Bridgett from Oak Park  

Posted: November 19th, 2013 6:21 PM

Just to emphasize what Anna has written, neither the President nor the Trustees are in favor of the ban. The discussion was less about the ban, and more about increasing the number of overnight passes, and the making the process of getting the passes (like not having to be on the phone for 15 minutes at 2 am) easier. And to get these two things in places as soon as possible.

m s egan from Oak Park  

Posted: November 19th, 2013 6:10 PM

I agree with "formerly of Oak Park now from Glen Ellyn" and would like to add is it too much trouble to do some training of the "leaf plower" and snow removal people? Why don't they feel any responsibility to clear the cross walks? Or, should I ask; why they dump what they are "removing" into the cross walks?
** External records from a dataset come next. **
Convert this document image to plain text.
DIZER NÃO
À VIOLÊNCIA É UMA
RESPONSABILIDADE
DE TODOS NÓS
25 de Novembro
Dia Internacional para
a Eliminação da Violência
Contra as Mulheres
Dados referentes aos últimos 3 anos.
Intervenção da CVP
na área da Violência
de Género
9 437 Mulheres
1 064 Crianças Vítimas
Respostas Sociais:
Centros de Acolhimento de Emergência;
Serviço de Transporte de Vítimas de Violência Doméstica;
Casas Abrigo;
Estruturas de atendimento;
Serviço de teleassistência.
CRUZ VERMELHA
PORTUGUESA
formerly of Oak Park now from Glen Ellyn  

Posted: November 19th, 2013 5:46 PM

The patrolman's job of patroling for out-of-place vehicles and activities won't be made easier by allowing more (unknown) vehicles to occupy the streets overnight. New residents in homes, condos, or apartments know the parking regulations when they decide to move in and if they don't appreciate the benefits of parking restrictions somebody should explain to them. What? Rules? Yes, make it easy and efficient for them to follow the rules, but avoid undoing the sound reason of having the rules.
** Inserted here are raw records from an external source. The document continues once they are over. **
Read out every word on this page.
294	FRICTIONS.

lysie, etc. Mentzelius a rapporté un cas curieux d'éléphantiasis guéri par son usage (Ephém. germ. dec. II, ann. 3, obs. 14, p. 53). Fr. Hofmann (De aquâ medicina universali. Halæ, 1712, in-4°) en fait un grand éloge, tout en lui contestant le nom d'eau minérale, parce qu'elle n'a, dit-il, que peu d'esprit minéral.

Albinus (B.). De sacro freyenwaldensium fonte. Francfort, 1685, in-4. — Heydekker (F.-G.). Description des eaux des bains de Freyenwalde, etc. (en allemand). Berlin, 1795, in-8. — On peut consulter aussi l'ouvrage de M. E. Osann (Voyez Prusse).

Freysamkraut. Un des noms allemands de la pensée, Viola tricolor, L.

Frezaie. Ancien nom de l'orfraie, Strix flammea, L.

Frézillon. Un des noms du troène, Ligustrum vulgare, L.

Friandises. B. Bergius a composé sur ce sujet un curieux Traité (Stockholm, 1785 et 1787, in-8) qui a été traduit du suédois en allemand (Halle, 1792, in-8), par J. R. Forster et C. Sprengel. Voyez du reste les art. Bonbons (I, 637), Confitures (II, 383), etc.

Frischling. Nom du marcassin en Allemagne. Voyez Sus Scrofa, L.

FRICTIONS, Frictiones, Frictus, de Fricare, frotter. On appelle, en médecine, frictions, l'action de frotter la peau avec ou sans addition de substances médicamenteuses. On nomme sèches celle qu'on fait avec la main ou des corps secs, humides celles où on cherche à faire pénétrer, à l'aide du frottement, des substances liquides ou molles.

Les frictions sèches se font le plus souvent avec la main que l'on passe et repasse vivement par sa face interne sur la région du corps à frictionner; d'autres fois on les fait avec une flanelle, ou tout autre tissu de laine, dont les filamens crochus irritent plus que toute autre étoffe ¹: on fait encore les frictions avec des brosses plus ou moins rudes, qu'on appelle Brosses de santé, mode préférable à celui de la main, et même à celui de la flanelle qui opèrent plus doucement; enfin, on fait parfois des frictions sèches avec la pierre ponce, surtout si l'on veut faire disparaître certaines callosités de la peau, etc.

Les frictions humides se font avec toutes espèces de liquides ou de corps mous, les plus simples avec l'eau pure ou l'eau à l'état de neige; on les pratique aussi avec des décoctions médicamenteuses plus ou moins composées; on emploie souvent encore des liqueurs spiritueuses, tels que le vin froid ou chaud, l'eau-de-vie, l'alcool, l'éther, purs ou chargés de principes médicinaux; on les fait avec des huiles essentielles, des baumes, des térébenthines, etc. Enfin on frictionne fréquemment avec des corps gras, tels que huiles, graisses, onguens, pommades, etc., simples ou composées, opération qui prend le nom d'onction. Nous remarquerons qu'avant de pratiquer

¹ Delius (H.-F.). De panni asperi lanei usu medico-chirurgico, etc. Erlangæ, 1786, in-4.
Dan Lauber from River Forest  

Posted: November 19th, 2013 5:28 PM

Talk about government intrusiveness into our lives. I've yet to see anybody factually document a rational basis for the overnight parking bans in Oak Park & River Forest. I've never seen any research that finds such bans improve quality of life or aid law enforcement. Alternative side of the street overnight parking prevents abandoned cars and enables snow plowing. Imagine the financial savings from not having to run a permit program. A trial program could reveal actual effects of ending the ban

Mike from Oak Park   

Posted: November 19th, 2013 5:11 PM

I also agree in keeping the ban, it just takes a quick visit to our neighbors in Cicero, and Chicago to see what wall to wall cars parked on the street will look like. Not to mention not being able to see children crossing the street between cars. Just increase the number of guest passes!
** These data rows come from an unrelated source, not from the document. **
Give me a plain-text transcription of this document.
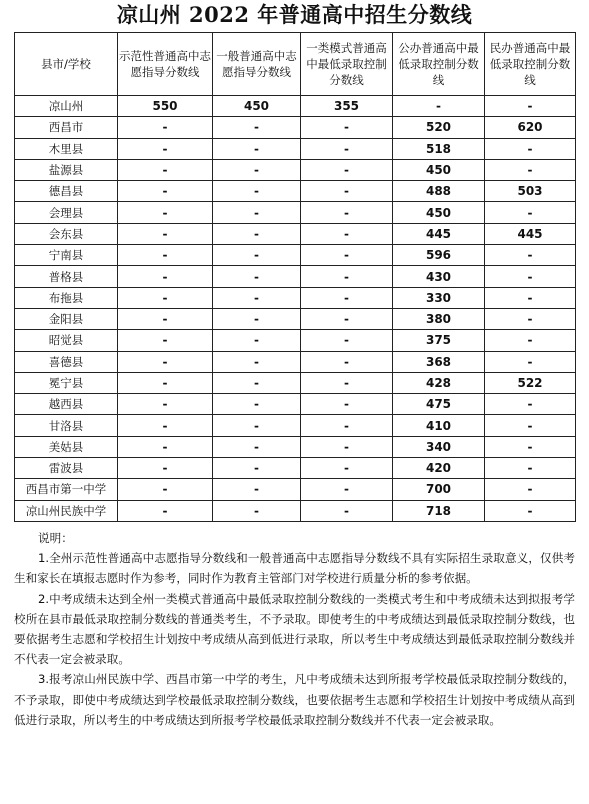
凉山州 2022 年普通高中招生分数线
县市/学校	示范性普通高中志愿指导分数线	一般普通高中志愿指导分数线	一类模式普通高中最低录取控制分数线	公办普通高中最低录取控制分数线	民办普通高中最低录取控制分数线
凉山州	550	450	355	-	-
西昌市	-	-	-	520	620
木里县	-	-	-	518	-
盐源县	-	-	-	450	-
德昌县	-	-	-	488	503
会理县	-	-	-	450	-
会东县	-	-	-	445	445
宁南县	-	-	-	596	-
普格县	-	-	-	430	-
布拖县	-	-	-	330	-
金阳县	-	-	-	380	-
昭觉县	-	-	-	375	-
喜德县	-	-	-	368	-
冕宁县	-	-	-	428	522
越西县	-	-	-	475	-
甘洛县	-	-	-	410	-
美姑县	-	-	-	340	-
雷波县	-	-	-	420	-
西昌市第一中学	-	-	-	700	-
凉山州民族中学	-	-	-	718	-
说明：

1.全州示范性普通高中志愿指导分数线和一般普通高中志愿指导分数线不具有实际招生录取意义，仅供考生和家长在填报志愿时作为参考，同时作为教育主管部门对学校进行质量分析的参考依据。

2.中考成绩未达到全州一类模式普通高中最低录取控制分数线的一类模式考生和中考成绩未达到拟报考学校所在县市最低录取控制分数线的普通类考生，不予录取。即使考生的中考成绩达到最低录取控制分数线，也要依据考生志愿和学校招生计划按中考成绩从高到低进行录取，所以考生中考成绩达到最低录取控制分数线并不代表一定会被录取。

3.报考凉山州民族中学、西昌市第一中学的考生，凡中考成绩未达到所报考学校最低录取控制分数线的，不予录取，即使中考成绩达到学校最低录取控制分数线，也要依据考生志愿和学校招生计划按中考成绩从高到低进行录取，所以考生的中考成绩达到所报考学校最低录取控制分数线并不代表一定会被录取。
Posted: November 19th, 2013 3:26 PM

I suggest this conversation needs to go hand in hand with a conversation about clarifying parking signs.

Jen from Oak Park  

Posted: November 19th, 2013 3:13 PM

I agree with increasing the number of overnight passes per car/plate. Oak Park you are limited to 5 /year when other villages (Forest Park for example) allow for 5/month. I live in a condo(no parking space) and already have to pay $115/month to park my car. If I have family visit more than 5 days in a year I am shelling out $30/tick (if I can't get someone to answer the phone for the extended pass, and I have been on hold for more than 15 minutes some days)

OP Residence #1066  

Posted: November 19th, 2013 2:59 PM

Sorry, meant "without" dedicated parking spots.

OP Residence #1066  

Posted: November 19th, 2013 2:58 PM

Parking challenges for condos with dedicated spots are reflected in the condo purchase price, so I don't think you can really say that the ban is unfair to condo owners.


Posted: November 19th, 2013 1:55 PM

I always hear the "five cars" argument. It's not hard to restrict the number per household. The main problem is that the system is discriminatory in favor of house owners, who are given a public asset, the street, for themselves. Condo owners pay the same taxes and are confined to little strips for which they must pay. Places like the block of Euclid north of Lake are completely given, 24 hours, to house owners, who already have driveways and garages.

Christos from Oak Park  

Posted: November 19th, 2013 1:42 PM

I have lived in Elmwood Park and Oak Park(now). Elmwood Park was and is with cars everywhere. I support the ban. It keeps people from having 3, 4, or 5 cars hogging up the streets, making it difficult to drive at night, park, clear snow, clear leaves, etc. We live across the street from an apartment building, and it is difficult to park my car in front of my house to drop stuff off fast. imagine that ALL over Oak Park.